USA & China Trade War

The US-China trade war began in March 2018 after U.S. President Donald Trump decided to impose 50 billion dollars (about 44.5 million euros) in tariffs on Chinese products, alleging unfair practices.

This war is now entering in a new phase. The U.S. government has raised tariffs from 10% to 25% on imports from China worth $200 billion from 10th May onwards. In response, China has announced that it will impose tariffs of between 5% and 25% on U.S. products worth $60 billion, starting June 1.

After the last increase on 10 May, the average tariff in the US is around 4.2% (1.7% in 2017, before the conflict), more than double that in the rest of the OECD countries and even above the large emerging economies, with the exception of Brazil and India. China had the average tariff at 3.8% before the conflict and is is estimated to be around 5% from 1 June.

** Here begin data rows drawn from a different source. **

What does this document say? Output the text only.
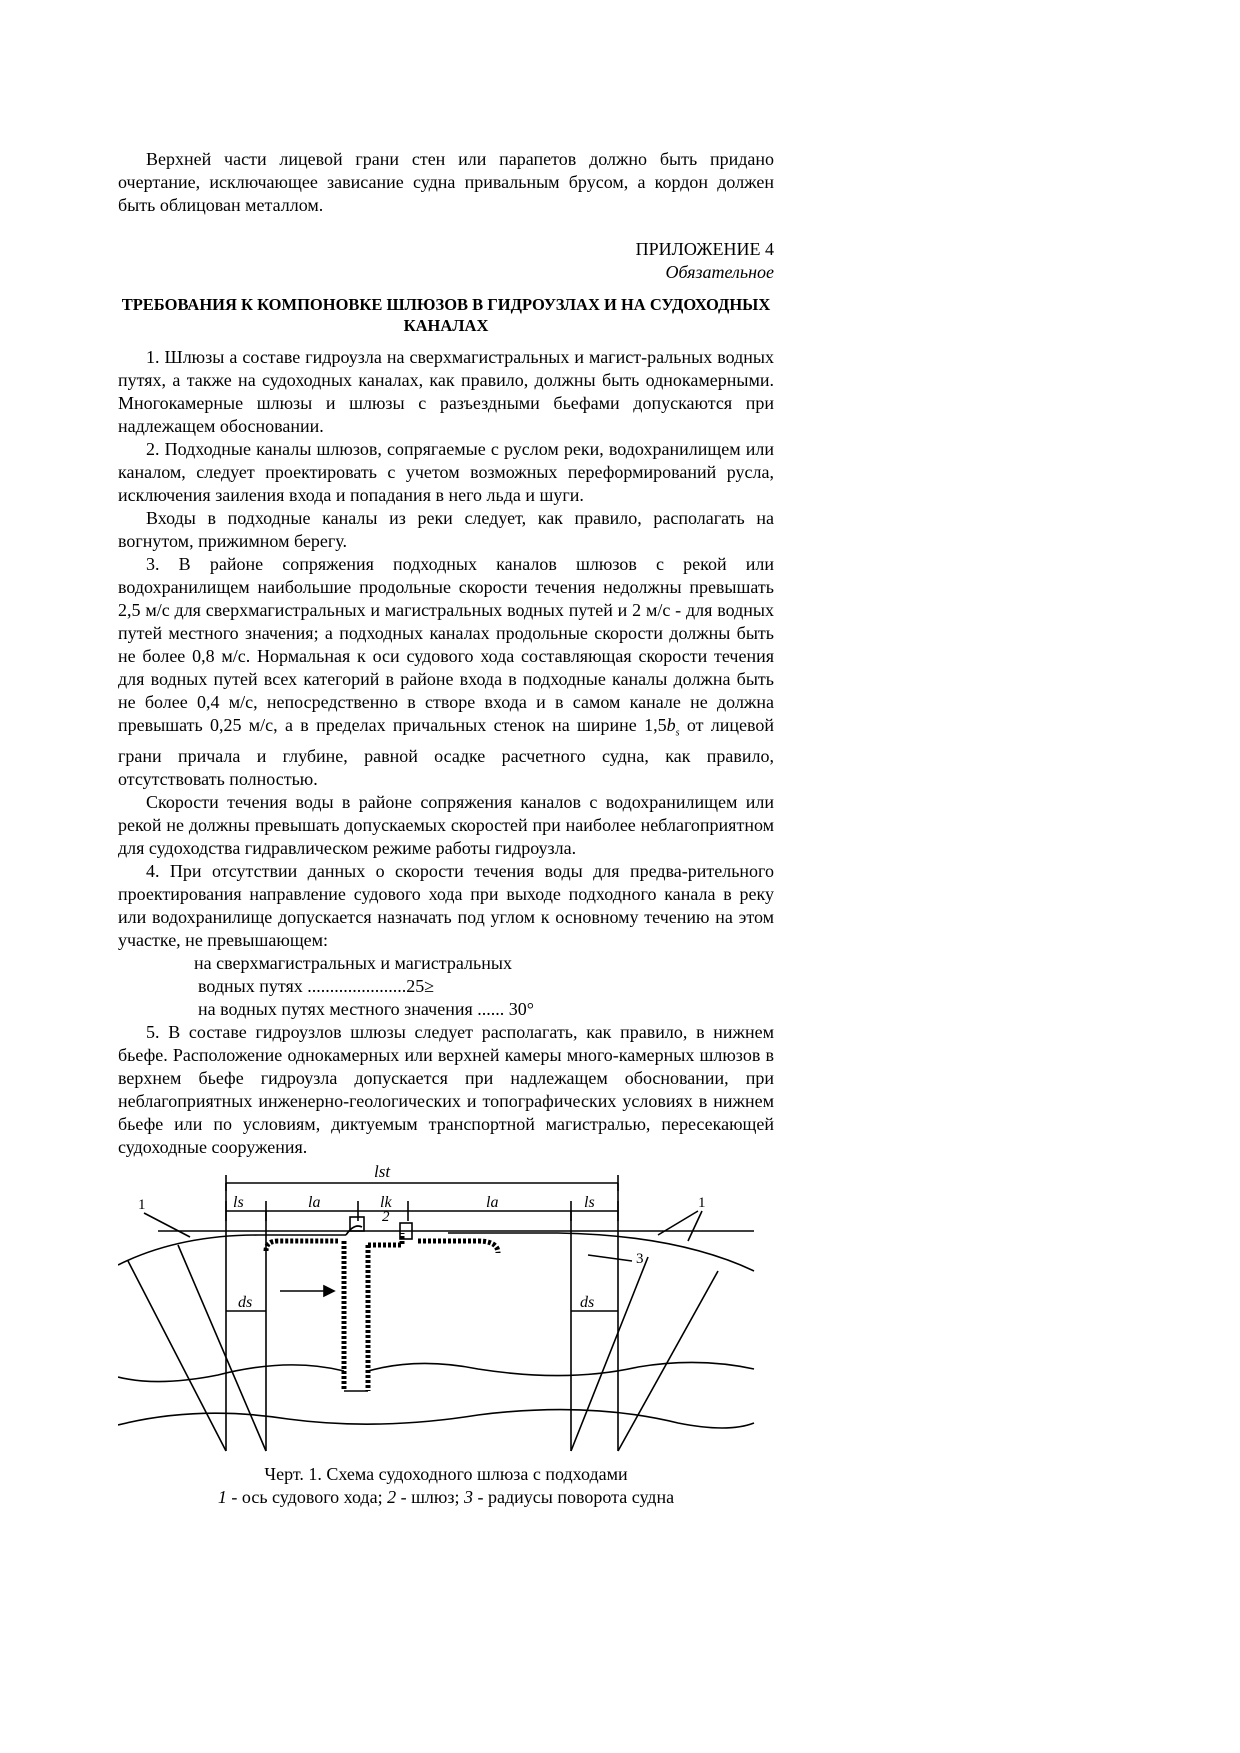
Верхней части лицевой грани стен или парапетов должно быть придано очертание, исключающее зависание судна привальным брусом, а кордон должен быть облицован металлом.

ПРИЛОЖЕНИЕ 4
Обязательное
ТРЕБОВАНИЯ К КОМПОНОВКЕ ШЛЮЗОВ В ГИДРОУЗЛАХ И НА СУДОХОДНЫХ КАНАЛАХ

1. Шлюзы а составе гидроузла на сверхмагистральных и магист-ральных водных путях, а также на судоходных каналах, как правило, должны быть однокамерными. Многокамерные шлюзы и шлюзы с разъездными бьефами допускаются при надлежащем обосновании.

2. Подходные каналы шлюзов, сопрягаемые с руслом реки, водохранилищем или каналом, следует проектировать с учетом возможных переформирований русла, исключения заиления входа и попадания в него льда и шуги.

Входы в подходные каналы из реки следует, как правило, располагать на вогнутом, прижимном берегу.

3. В районе сопряжения подходных каналов шлюзов с рекой или водохранилищем наибольшие продольные скорости течения недолжны превышать 2,5 м/с для сверхмагистральных и магистральных водных путей и 2 м/с - для водных путей местного значения; а подходных каналах продольные скорости должны быть не более 0,8 м/с. Нормальная к оси судового хода составляющая скорости течения для водных путей всех категорий в районе входа в подходные каналы должна быть не более 0,4 м/с, непосредственно в створе входа и в самом канале не должна превышать 0,25 м/с, а в пределах причальных стенок на ширине $1,5b_s$ от лицевой грани причала и глубине, равной осадке расчетного судна, как правило, отсутствовать полностью.

Скорости течения воды в районе сопряжения каналов с водохранилищем или рекой не должны превышать допускаемых скоростей при наиболее неблагоприятном для судоходства гидравлическом режиме работы гидроузла.

4. При отсутствии данных о скорости течения воды для предва-рительного проектирования направление судового хода при выходе подходного канала в реку или водохранилище допускается назначать под углом к основному течению на этом участке, не превышающем:

на сверхмагистральных и магистральных
водных путях ......................25≥
на водных путях местного значения ...... 30°

5. В составе гидроузлов шлюзы следует располагать, как правило, в нижнем бьефе. Расположение однокамерных или верхней камеры много-камерных шлюзов в верхнем бьефе гидроузла допускается при надлежащем обосновании, при неблагоприятных инженерно-геологических и топографических условиях в нижнем бьефе или по условиям, диктуемым транспортной магистралью, пересекающей судоходные сооружения.

lst
ls	la	lk	la	ls
ds	ds
1	1
2
3
Черт. 1. Схема судоходного шлюза с подходами
1 - ось судового хода; 2 - шлюз; 3 - радиусы поворота судна
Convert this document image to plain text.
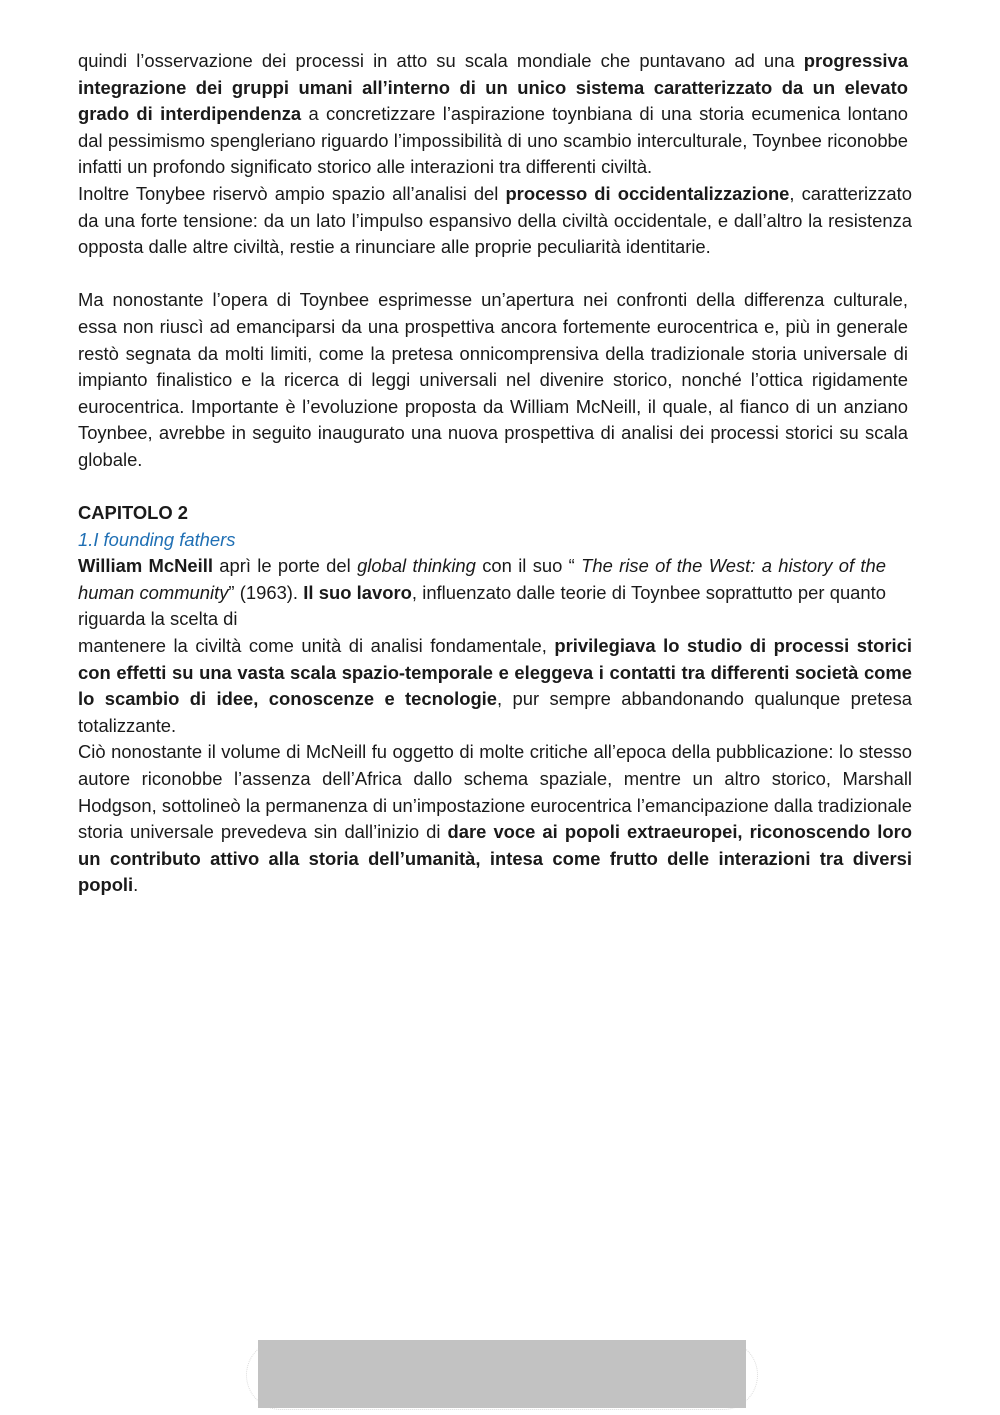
quindi l’osservazione dei processi in atto su scala mondiale che puntavano ad una progressiva integrazione dei gruppi umani all’interno di un unico sistema caratterizzato da un elevato grado di interdipendenza a concretizzare l’aspirazione toynbiana di una storia ecumenica lontano dal pessimismo spengleriano riguardo l’impossibilità di uno scambio interculturale, Toynbee riconobbe infatti un profondo significato storico alle interazioni tra differenti civiltà.

Inoltre Tonybee riservò ampio spazio all’analisi del processo di occidentalizzazione, caratterizzato da una forte tensione: da un lato l’impulso espansivo della civiltà occidentale, e dall’altro la resistenza opposta dalle altre civiltà, restie a rinunciare alle proprie peculiarità identitarie.

Ma nonostante l’opera di Toynbee esprimesse un’apertura nei confronti della differenza culturale, essa non riuscì ad emanciparsi da una prospettiva ancora fortemente eurocentrica e, più in generale restò segnata da molti limiti, come la pretesa onnicomprensiva della tradizionale storia universale di impianto finalistico e la ricerca di leggi universali nel divenire storico, nonché l’ottica rigidamente eurocentrica. Importante è l’evoluzione proposta da William McNeill, il quale, al fianco di un anziano Toynbee, avrebbe in seguito inaugurato una nuova prospettiva di analisi dei processi storici su scala globale.

CAPITOLO 2

1.I founding fathers

William McNeill aprì le porte del global thinking con il suo “ The rise of the West: a history of the human community” (1963). Il suo lavoro, influenzato dalle teorie di Toynbee soprattutto per quanto riguarda la scelta di

mantenere la civiltà come unità di analisi fondamentale, privilegiava lo studio di processi storici con effetti su una vasta scala spazio-temporale e eleggeva i contatti tra differenti società come lo scambio di idee, conoscenze e tecnologie, pur sempre abbandonando qualunque pretesa totalizzante.

Ciò nonostante il volume di McNeill fu oggetto di molte critiche all’epoca della pubblicazione: lo stesso autore riconobbe l’assenza dell’Africa dallo schema spaziale, mentre un altro storico, Marshall Hodgson, sottolineò la permanenza di un’impostazione eurocentrica l’emancipazione dalla tradizionale storia universale prevedeva sin dall’inizio di dare voce ai popoli extraeuropei, riconoscendo loro un contributo attivo alla storia dell’umanità, intesa come frutto delle interazioni tra diversi popoli.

The additional threat would be for the US to increase tariffs on the rest of China’s imports (by an additional $300 billion), which would raise the value of products affected by the trade war, including China’s retaliation, to around $750 billion. As a result, the average US tariff would rise to over 7%.

If, in addition, the conflict extends to U.S. imports of vehicles and components and adding the corresponding reprisals, the goods affected by the tariff increases could be close to a trillion dollars. This amount would represent around 6% of global trade and 1.0% of world GDP.


The intensification of tensions between China and the US may have various implications going further amidst fear of start of next recession:

Growth: It is estimated that the global GDP could be reduced by 0.3%, compared to the central scenario, in a horizon of two years. The impact per country would be uneven. Among the big countries, China would be the most affected, followed by the US and EU. In either case, the shock appear to be intense enough to jeopardize global expansion.

Inflation: The effects on inflation can only begin to be quantified in the case of the US. For example, if the impact of the 5 percentage point increase in the effective tariff in the US were fully passed on to consumers, it would add 1.1 percentage points to inflation. In any case, the “real” impact would be significantly lower, because not all products affected by tariffs would be consumer goods, there would be adjustments in exchange rates that could affect prices, companies would be able to absorb part of the effect on their profits and households would replace some of the products affected by tariffs.

Financial Markets: From a stock market point of view, there is a high risk of markets overreacting. Possibly, the worst case scenario is that fears of a recession will shoot up again. The positive thing is that, on this occasion, central banks are more cautious and more flexible in the face of any financial turbulence that may occur. The sensible thing is to consider, as a central scenario, that tensions are going to continue, but in the hope that positions will be approached with a view to the G20 summit at the end of June.


Until the upcoming G20 meeting in the end of June, positive developments are not seen and till then market will overreact negatively.

One of the most important keys will be the length of the conflict. The longer the open conflict continues, more the damage will be to the global economy. and above all, to the financial markets across the world. Naturally, the US and China market will take a major hit. From an investor’s point of view, the most likely scenario is that tensions and volatility will persist.